‘What is love?’ I quietly ask myself
When I sit on a window ledge in my bedroom at night.
The older I get the more answers seem to emerge;
Full moon has mesmerized me and I feel its mysterious pull yet again.
When I was a young child I learned to love my family, my dog and my friends;
Most of all I loved my imagination which seemed to be wild, pure and hardly contained.
Laying down on my back in a meadow I would gaze at clouds with ever growing wonder;
I built castles in the sky and jumped from one cloud onto another.
I used to see creatures: a dragon, a rabbit, a prince and his lover,
Fairies and birds chasing each other.
My heart would be filled with joy and innocent laughter
Until grandma would call me for lunch, oh how could she be so distracting?
As everything passes and changes in nature
And so I grew into someone more responsible and older.
I kept my natural curiosity though, childishness and wonder
And roamed free in a forest with animals so close to my nature.
School and teenage years taught me silly romance:
Daydreaming, wanting to connect and hold hands.
Did I really love a boy when I was so young?
Or was it just a concept picked up from mum’s books and TV programmes?
And when I got older I thought I knew what real love was:
Meeting someone, getting infatuated and question if that was enough.
There would be something missing so deep inside
Yet I didn’t know how to fill it so let romance take care of that.
I wasn’t aware of consciousness, of us all being one yet
So I kept looking outside of myself for happiness.
I wondered why this love thing didn’t last, didn’t give what I craved
And I heard in the night silent whisper, ‘it’s because you have to find it within’.
So self-love then became an alien concept;
Why is it so easy to love others even when they make mistakes?

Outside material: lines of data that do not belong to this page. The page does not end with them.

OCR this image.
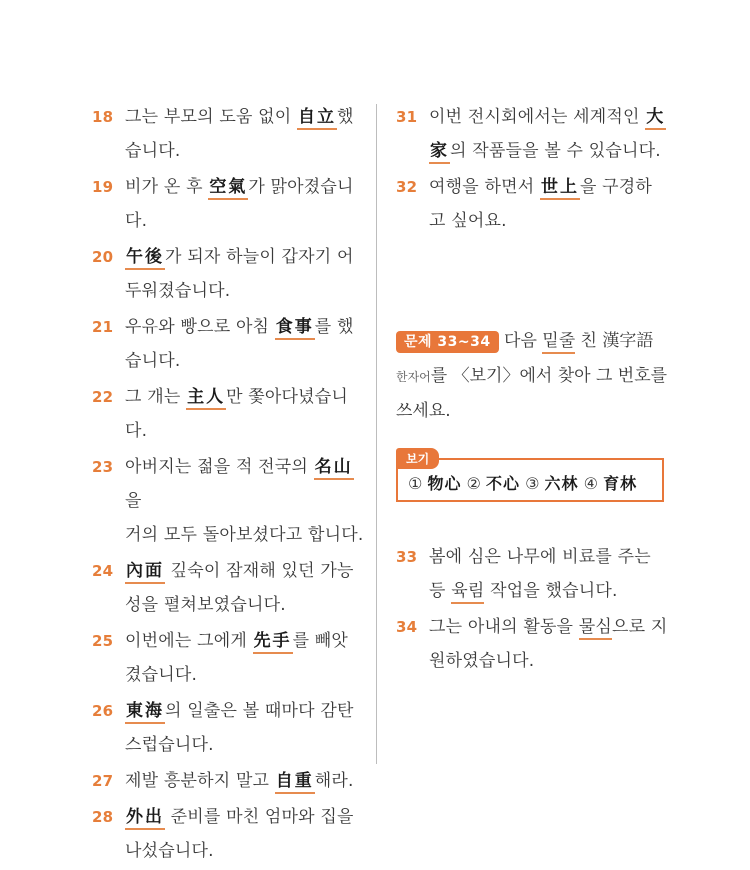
18 그는 부모의 도움 없이 自立했
습니다.
19 비가 온 후 空氣가 맑아졌습니다.
20 午後가 되자 하늘이 갑자기 어
두워졌습니다.
21 우유와 빵으로 아침 食事를 했
습니다.
22 그 개는 主人만 쫓아다녔습니다.
23 아버지는 젊을 적 전국의 名山을
거의 모두 돌아보셨다고 합니다.
24 內面 깊숙이 잠재해 있던 가능
성을 펼쳐보였습니다.
25 이번에는 그에게 先手를 빼앗
겼습니다.
26 東海의 일출은 볼 때마다 감탄
스럽습니다.
27 제발 흥분하지 말고 自重해라.
28 外出 준비를 마친 엄마와 집을
나섰습니다.
31 이번 전시회에서는 세계적인 大
家의 작품들을 볼 수 있습니다.
32 여행을 하면서 世上을 구경하
고 싶어요.
문제 33~34 다음 밑줄 친 漢字語
한자어를 〈보기〉에서 찾아 그 번호를
쓰세요.
보기
① 物心 ② 不心 ③ 六林 ④ 育林
33 봄에 심은 나무에 비료를 주는
등 육림 작업을 했습니다.
34 그는 아내의 활동을 물심으로 지
원하였습니다.
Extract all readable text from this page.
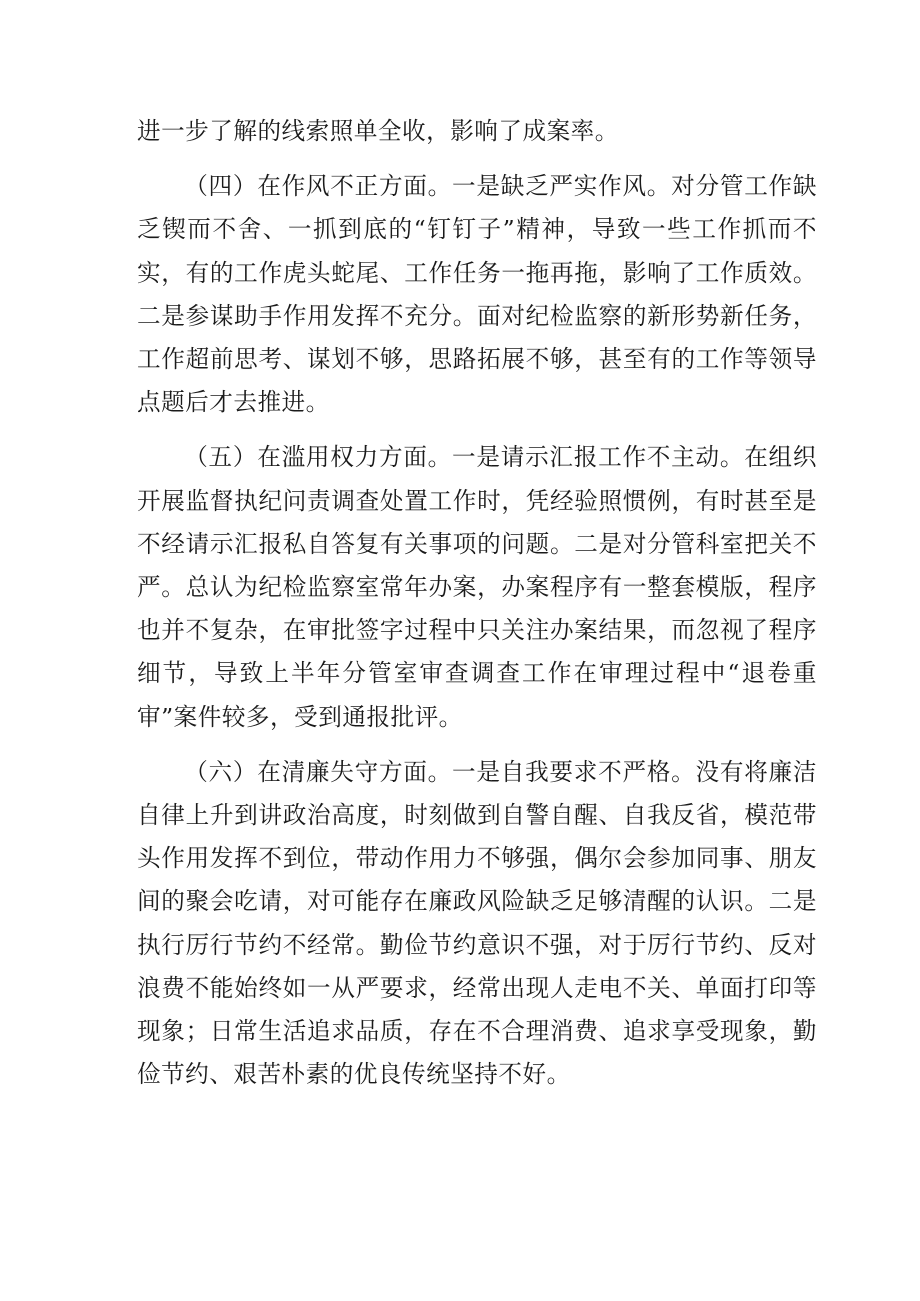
进一步了解的线索照单全收，影响了成案率。

（四）在作风不正方面。一是缺乏严实作风。对分管工作缺乏锲而不舍、一抓到底的“钉钉子”精神，导致一些工作抓而不实，有的工作虎头蛇尾、工作任务一拖再拖，影响了工作质效。二是参谋助手作用发挥不充分。面对纪检监察的新形势新任务，工作超前思考、谋划不够，思路拓展不够，甚至有的工作等领导点题后才去推进。

（五）在滥用权力方面。一是请示汇报工作不主动。在组织开展监督执纪问责调查处置工作时，凭经验照惯例，有时甚至是不经请示汇报私自答复有关事项的问题。二是对分管科室把关不严。总认为纪检监察室常年办案，办案程序有一整套模版，程序也并不复杂，在审批签字过程中只关注办案结果，而忽视了程序细节，导致上半年分管室审查调查工作在审理过程中“退卷重审”案件较多，受到通报批评。

（六）在清廉失守方面。一是自我要求不严格。没有将廉洁自律上升到讲政治高度，时刻做到自警自醒、自我反省，模范带头作用发挥不到位，带动作用力不够强，偶尔会参加同事、朋友间的聚会吃请，对可能存在廉政风险缺乏足够清醒的认识。二是执行厉行节约不经常。勤俭节约意识不强，对于厉行节约、反对浪费不能始终如一从严要求，经常出现人走电不关、单面打印等现象；日常生活追求品质，存在不合理消费、追求享受现象，勤俭节约、艰苦朴素的优良传统坚持不好。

Why am I so hard on myself and feel lost in constant self-criticism and blame?
And what does it mean that people, I am close with, are mirror aspects of me?
And then years of learning, reflection, growth and self-discovery took place;
I and self-love have finally made it – we are now friends.

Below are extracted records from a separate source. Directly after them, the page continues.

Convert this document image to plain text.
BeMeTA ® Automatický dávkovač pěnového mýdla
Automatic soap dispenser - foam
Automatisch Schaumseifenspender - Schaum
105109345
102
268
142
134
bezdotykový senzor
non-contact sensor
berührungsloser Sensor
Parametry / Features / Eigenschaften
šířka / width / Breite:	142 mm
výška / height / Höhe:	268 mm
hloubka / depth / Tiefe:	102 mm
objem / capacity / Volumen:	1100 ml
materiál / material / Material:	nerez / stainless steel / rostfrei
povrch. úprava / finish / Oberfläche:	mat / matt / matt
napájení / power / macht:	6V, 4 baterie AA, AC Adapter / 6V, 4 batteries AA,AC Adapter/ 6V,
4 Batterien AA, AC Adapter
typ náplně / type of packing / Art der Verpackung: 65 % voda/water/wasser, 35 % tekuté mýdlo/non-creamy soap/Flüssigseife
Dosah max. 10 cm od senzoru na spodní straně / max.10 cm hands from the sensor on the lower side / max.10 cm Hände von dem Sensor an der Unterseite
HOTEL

I want to hold hands with all aspects of me: my ego, my sadness and my destiny.
And as I reflect back on my life I realise that I’ve had it all along:
My soul – it’s pure love and it’s never been lost.
Simplicity is often the key – calm down the mind, look around and make peace with yourself.
Accept where you are yet keep dreaming, trust your intuition and follow its wisdom.
Take necessary steps and remember – the force is with you;
As long as you have enough courage to face inner shadows it will take you where you belong.